For causality reasons you must have
G(t,t')=0 \quad \text{for} \quad t'>t.
Thus we make the ansatz
G(t,t')=\Theta(t-t') g(t-t').
That G should be a function of t-t' is clear from the translation invariance of the equation of the Green's function.

Now we have
\partial_t G(t,t')=g(t-t') \partial_t \Theta(t-t')+\Theta(t-t') \partial_t g(t-t')=g(0) \delta(t-t')+\Theta(t-t') \partial_t g(t-t').
Plugging this into the equation gives
R g(0) \delta(t-t')+\Theta(t-t') [R \partial_t g(t-t') + g(t-t')/C]=\delta(t-t').
Thus we must have
g(0)=1/R
and
R \partial_t g(t-t')+g(t-t')/C=0.
This ODE is easily solved by
g(t-t')=\frac{1}{R} \exp \left (-\frac{t-t'}{RC} \right ).
The general solution of the original equation thus is
Q(t)=Q_0 + \frac{1}{R} \exp \left (-\frac{t}{RC} \right ) \int_0^t \mathrm{d} t' \exp \left (\frac{t'}{RC} \right ) U(t').

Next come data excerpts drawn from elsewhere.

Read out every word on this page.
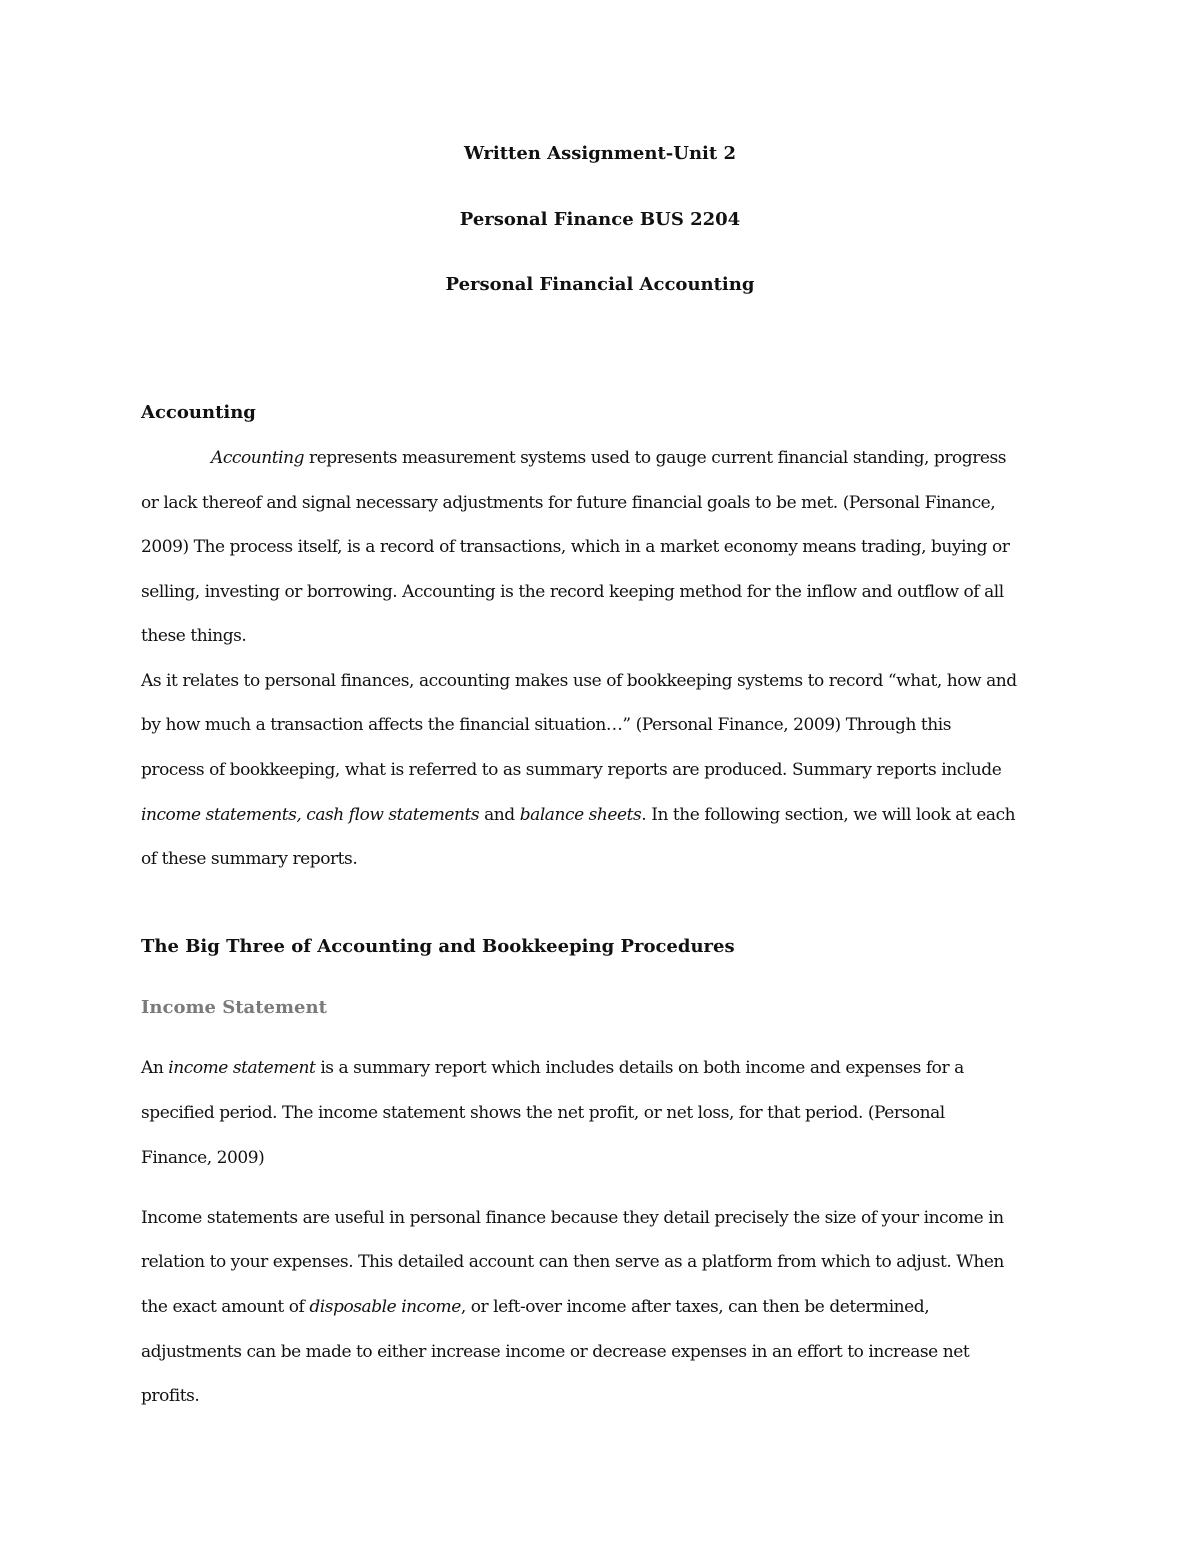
Written Assignment-Unit 2
Personal Finance BUS 2204
Personal Financial Accounting
Accounting
Accounting represents measurement systems used to gauge current financial standing, progress
or lack thereof and signal necessary adjustments for future financial goals to be met. (Personal Finance,
2009) The process itself, is a record of transactions, which in a market economy means trading, buying or
selling, investing or borrowing. Accounting is the record keeping method for the inflow and outflow of all
these things.
As it relates to personal finances, accounting makes use of bookkeeping systems to record “what, how and
by how much a transaction affects the financial situation…” (Personal Finance, 2009) Through this
process of bookkeeping, what is referred to as summary reports are produced. Summary reports include
income statements, cash flow statements and balance sheets. In the following section, we will look at each
of these summary reports.
The Big Three of Accounting and Bookkeeping Procedures
Income Statement
An income statement is a summary report which includes details on both income and expenses for a
specified period. The income statement shows the net profit, or net loss, for that period. (Personal
Finance, 2009)
Income statements are useful in personal finance because they detail precisely the size of your income in
relation to your expenses. This detailed account can then serve as a platform from which to adjust. When
the exact amount of disposable income, or left-over income after taxes, can then be determined,
adjustments can be made to either increase income or decrease expenses in an effort to increase net
profits.
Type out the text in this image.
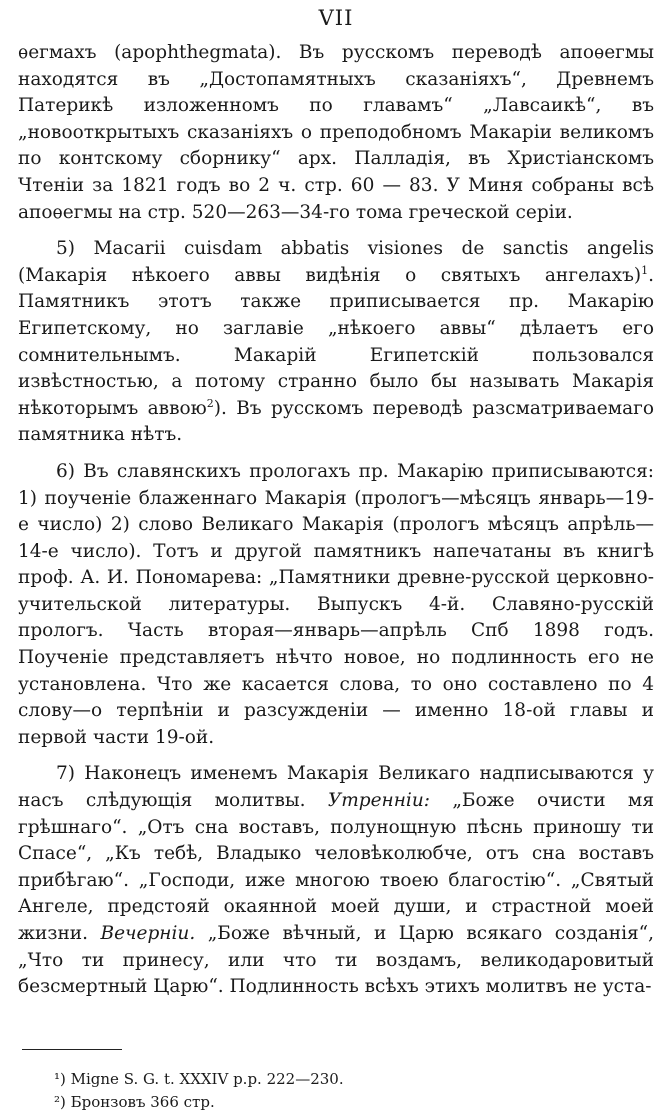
VII

ѳегмахъ (apophthegmata). Въ русскомъ переводѣ апоѳегмы находятся въ „Достопамятныхъ сказаніяхъ“, Древнемъ Патерикѣ изложенномъ по главамъ“ „Лавсаикѣ“, въ „новооткрытыхъ сказаніяхъ о преподобномъ Макаріи великомъ по контскому сборнику“ арх. Палладія, въ Христіанскомъ Чтеніи за 1821 годъ во 2 ч. стр. 60 — 83. У Миня собраны всѣ апоѳегмы на стр. 520—263—34-го тома греческой серіи.

5) Macarii cuisdam abbatis visiones de sanctis angelis (Макарія нѣкоего аввы видѣнія о святыхъ ангелахъ)$^1$. Памятникъ этотъ также приписывается пр. Макарію Египетскому, но заглавіе „нѣкоего аввы“ дѣлаетъ его сомнительнымъ. Макарій Египетскій пользовался извѣстностью, а потому странно было бы называть Макарія нѣкоторымъ аввою$^2$). Въ русскомъ переводѣ разсматриваемаго памятника нѣтъ.

6) Въ славянскихъ прологахъ пр. Макарію приписываются: 1) поученіе блаженнаго Макарія (прологъ—мѣсяцъ январь—19-е число) 2) слово Великаго Макарія (прологъ мѣсяцъ апрѣль—14-е число). Тотъ и другой памятникъ напечатаны въ книгѣ проф. А. И. Пономарева: „Памятники древне-русской церковно-учительской литературы. Выпускъ 4-й. Славяно-русскій прологъ. Часть вторая—январь—апрѣль Спб 1898 годъ. Поученіе представляетъ нѣчто новое, но подлинность его не установлена. Что же касается слова, то оно составлено по 4 слову—о терпѣніи и разсужденіи — именно 18-ой главы и первой части 19-ой.

7) Наконецъ именемъ Макарія Великаго надписываются у насъ слѣдующія молитвы. Утренніи: „Боже очисти мя грѣшнаго“. „Отъ сна воставъ, полунощную пѣснь приношу ти Спасе“, „Къ тебѣ, Владыко человѣколюбче, отъ сна воставъ прибѣгаю“. „Господи, иже многою твоею благостію“. „Святый Ангеле, предстояй окаянной моей души, и страстной моей жизни. Вечерніи. „Боже вѣчный, и Царю всякаго созданія“, „Что ти принесу, или что ти воздамъ, великодаровитый безсмертный Царю“. Подлинность всѣхъ этихъ молитвъ не уста-

¹) Migne S. G. t. XXXIV p.p. 222—230.
²) Бронзовъ 366 стр.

Now let's see what happens for the example of a harmonic voltage, switched on at t=0 with the capacitor having charge Q_0 at t=0. Then we have to set
U(t)=U_0 \cos(\omega t)=U_0 \mathrm{Re} \exp(\mathrm{i} \omega t),
because then we can easily evaluate the integral to get
Q(t)=Q_0 + \frac{1}{R} U_0 \exp \left (-\frac{t}{RC} \right ) \text{Re} \int_0^t \mathrm{d} t' \exp \left (\frac{t'}{RC}+\mathrm{i} \omega t' \right ).

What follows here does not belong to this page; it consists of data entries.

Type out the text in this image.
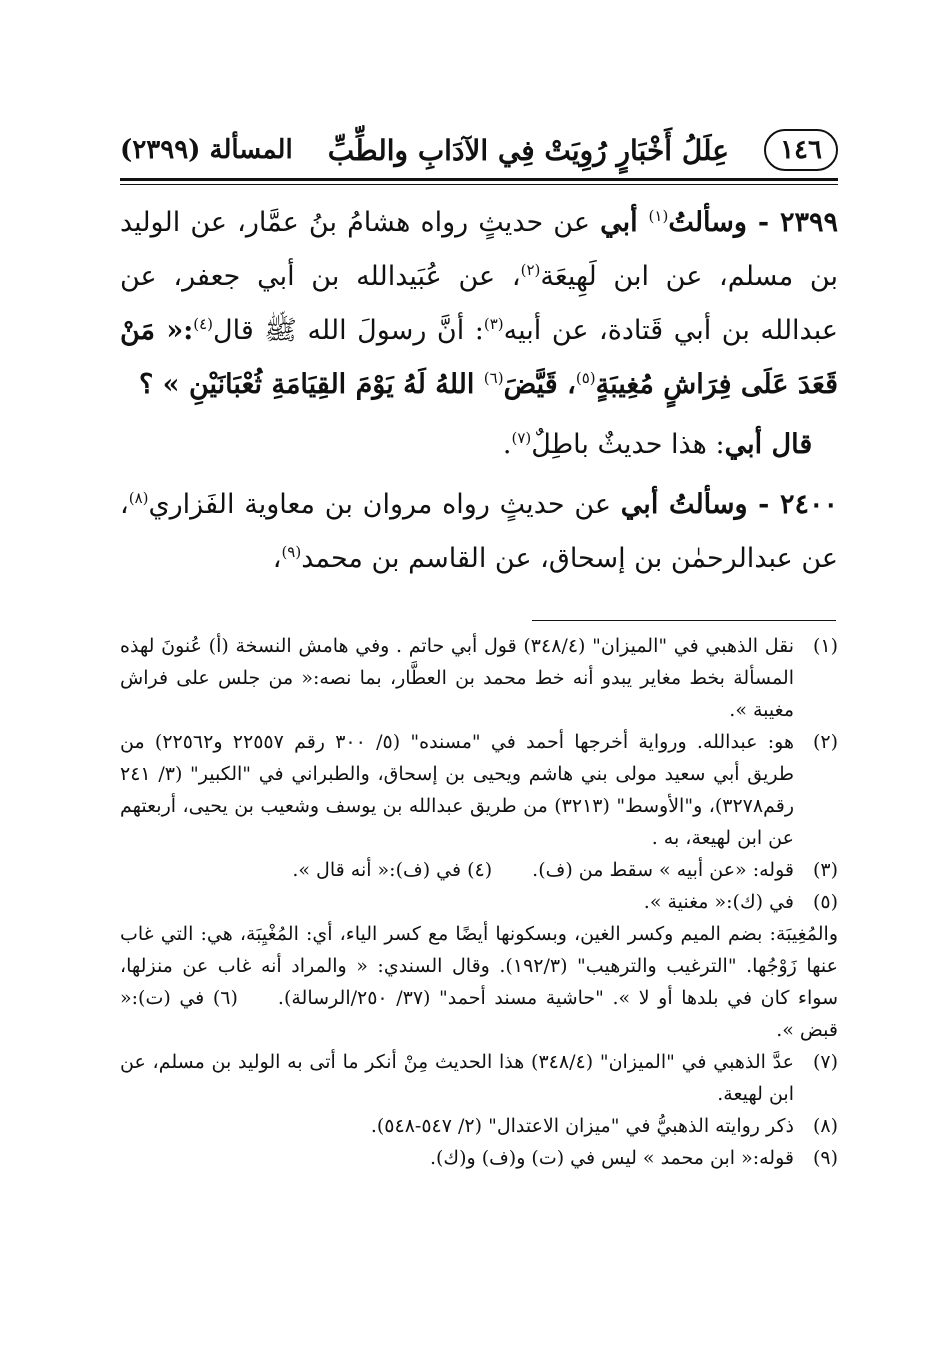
١٤٦
عِلَلُ أَخْبَارٍ رُوِيَتْ فِي الآدَابِ والطِّبِّ
المسألة (٢٣٩٩)

٢٣٩٩ - وسألتُ$^{(١)}$ أبي عن حديثٍ رواه هشامُ بنُ عمَّار، عن الوليد بن مسلم، عن ابن لَهِيعَة$^{(٢)}$، عن عُبَيدالله بن أبي جعفر، عن عبدالله بن أبي قَتادة، عن أبيه$^{(٣)}$: أنَّ رسولَ الله ﷺ قال$^{(٤)}$:« مَنْ قَعَدَ عَلَى فِرَاشٍ مُغِيبَةٍ$^{(٥)}$، قَيَّضَ$^{(٦)}$ اللهُ لَهُ يَوْمَ القِيَامَةِ ثُعْبَانَيْنِ » ؟

قال أبي: هذا حديثٌ باطِلٌ$^{(٧)}$.

٢٤٠٠ - وسألتُ أبي عن حديثٍ رواه مروان بن معاوية الفَزاري$^{(٨)}$، عن عبدالرحمٰن بن إسحاق، عن القاسم بن محمد$^{(٩)}$،

(١)
نقل الذهبي في "الميزان" (٣٤٨/٤) قول أبي حاتم . وفي هامش النسخة (أ) عُنونَ لهذه المسألة بخط مغاير يبدو أنه خط محمد بن العطَّار، بما نصه:« من جلس على فراش مغيبة ».
(٢)
هو: عبدالله. ورواية أخرجها أحمد في "مسنده" (٥/ ٣٠٠ رقم ٢٢٥٥٧ و٢٢٥٦٢) من طريق أبي سعيد مولى بني هاشم ويحيى بن إسحاق، والطبراني في "الكبير" (٣/ ٢٤١ رقم٣٢٧٨)، و"الأوسط" (٣٢١٣) من طريق عبدالله بن يوسف وشعيب بن يحيى، أربعتهم عن ابن لهيعة، به .
(٣)
قوله: «عن أبيه » سقط من (ف).(٤) في (ف):« أنه قال ».
(٥)
في (ك):« مغنية ».
والمُغِيبَة: بضم الميم وكسر الغين، وبسكونها أيضًا مع كسر الياء، أي: المُغْيِبَة، هي: التي غاب عنها زَوْجُها. "الترغيب والترهيب" (١٩٢/٣). وقال السندي: « والمراد أنه غاب عن منزلها، سواء كان في بلدها أو لا ». "حاشية مسند أحمد" (٣٧/ ٢٥٠/الرسالة).(٦) في (ت):« قبض ».
(٧)
عدَّ الذهبي في "الميزان" (٣٤٨/٤) هذا الحديث مِنْ أنكر ما أتى به الوليد بن مسلم، عن ابن لهيعة.
(٨)
ذكر روايته الذهبيُّ في "ميزان الاعتدال" (٢/ ٥٤٧-٥٤٨).
(٩)
قوله:« ابن محمد » ليس في (ت) و(ف) و(ك).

Evaluating the integral gives finally (vor t>0)
Q[t]=Q_0+\frac{C U_0}{1+(\omega R C)^2} \left [-\exp \left(-\frac{t}{RC} \right )+\cos(\omega t)+R \omega C \sin(\omega t) \right ].

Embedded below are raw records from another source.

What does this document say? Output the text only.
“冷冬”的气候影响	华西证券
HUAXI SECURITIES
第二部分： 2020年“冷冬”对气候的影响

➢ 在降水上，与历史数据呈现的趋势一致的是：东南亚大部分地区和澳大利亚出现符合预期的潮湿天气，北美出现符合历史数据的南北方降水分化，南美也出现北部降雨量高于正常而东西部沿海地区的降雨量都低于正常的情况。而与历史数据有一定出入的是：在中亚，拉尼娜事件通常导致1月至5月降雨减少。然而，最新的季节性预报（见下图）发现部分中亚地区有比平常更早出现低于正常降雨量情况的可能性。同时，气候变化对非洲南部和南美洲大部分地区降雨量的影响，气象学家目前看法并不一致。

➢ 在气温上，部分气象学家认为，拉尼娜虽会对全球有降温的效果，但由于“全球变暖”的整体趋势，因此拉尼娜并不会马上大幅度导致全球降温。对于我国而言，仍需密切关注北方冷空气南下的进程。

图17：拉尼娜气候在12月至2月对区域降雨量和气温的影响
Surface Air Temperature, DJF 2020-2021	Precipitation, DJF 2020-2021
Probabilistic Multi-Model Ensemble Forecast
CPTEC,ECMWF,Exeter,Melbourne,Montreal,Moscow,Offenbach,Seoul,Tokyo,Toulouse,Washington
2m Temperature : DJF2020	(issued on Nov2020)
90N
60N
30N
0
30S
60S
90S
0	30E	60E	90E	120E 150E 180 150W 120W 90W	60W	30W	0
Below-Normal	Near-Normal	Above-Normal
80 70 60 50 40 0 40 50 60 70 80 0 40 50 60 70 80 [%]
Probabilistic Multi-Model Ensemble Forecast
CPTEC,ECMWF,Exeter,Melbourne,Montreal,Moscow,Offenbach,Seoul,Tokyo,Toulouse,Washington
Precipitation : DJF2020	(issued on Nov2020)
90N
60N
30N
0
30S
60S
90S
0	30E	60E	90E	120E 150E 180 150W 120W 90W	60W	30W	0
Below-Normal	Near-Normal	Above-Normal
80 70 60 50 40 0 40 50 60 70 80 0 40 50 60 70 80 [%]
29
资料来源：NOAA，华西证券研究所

This shows that the transient state has decayed within a time scale of about t_{\text{relax}}=R C. For t \gg t_{\text{relax}} you come to a stationary state, i.e., a current that is harmonic with the same frequency as the external harmonic voltage.

The current is found by taking the time derivative of Q:
i(t)=\dot{Q}(t).
You can easily figure out the phase shift in the stationary state using the complex form by calculating the argument of the complex number in front of \exp(\mathrm{i} \omega t).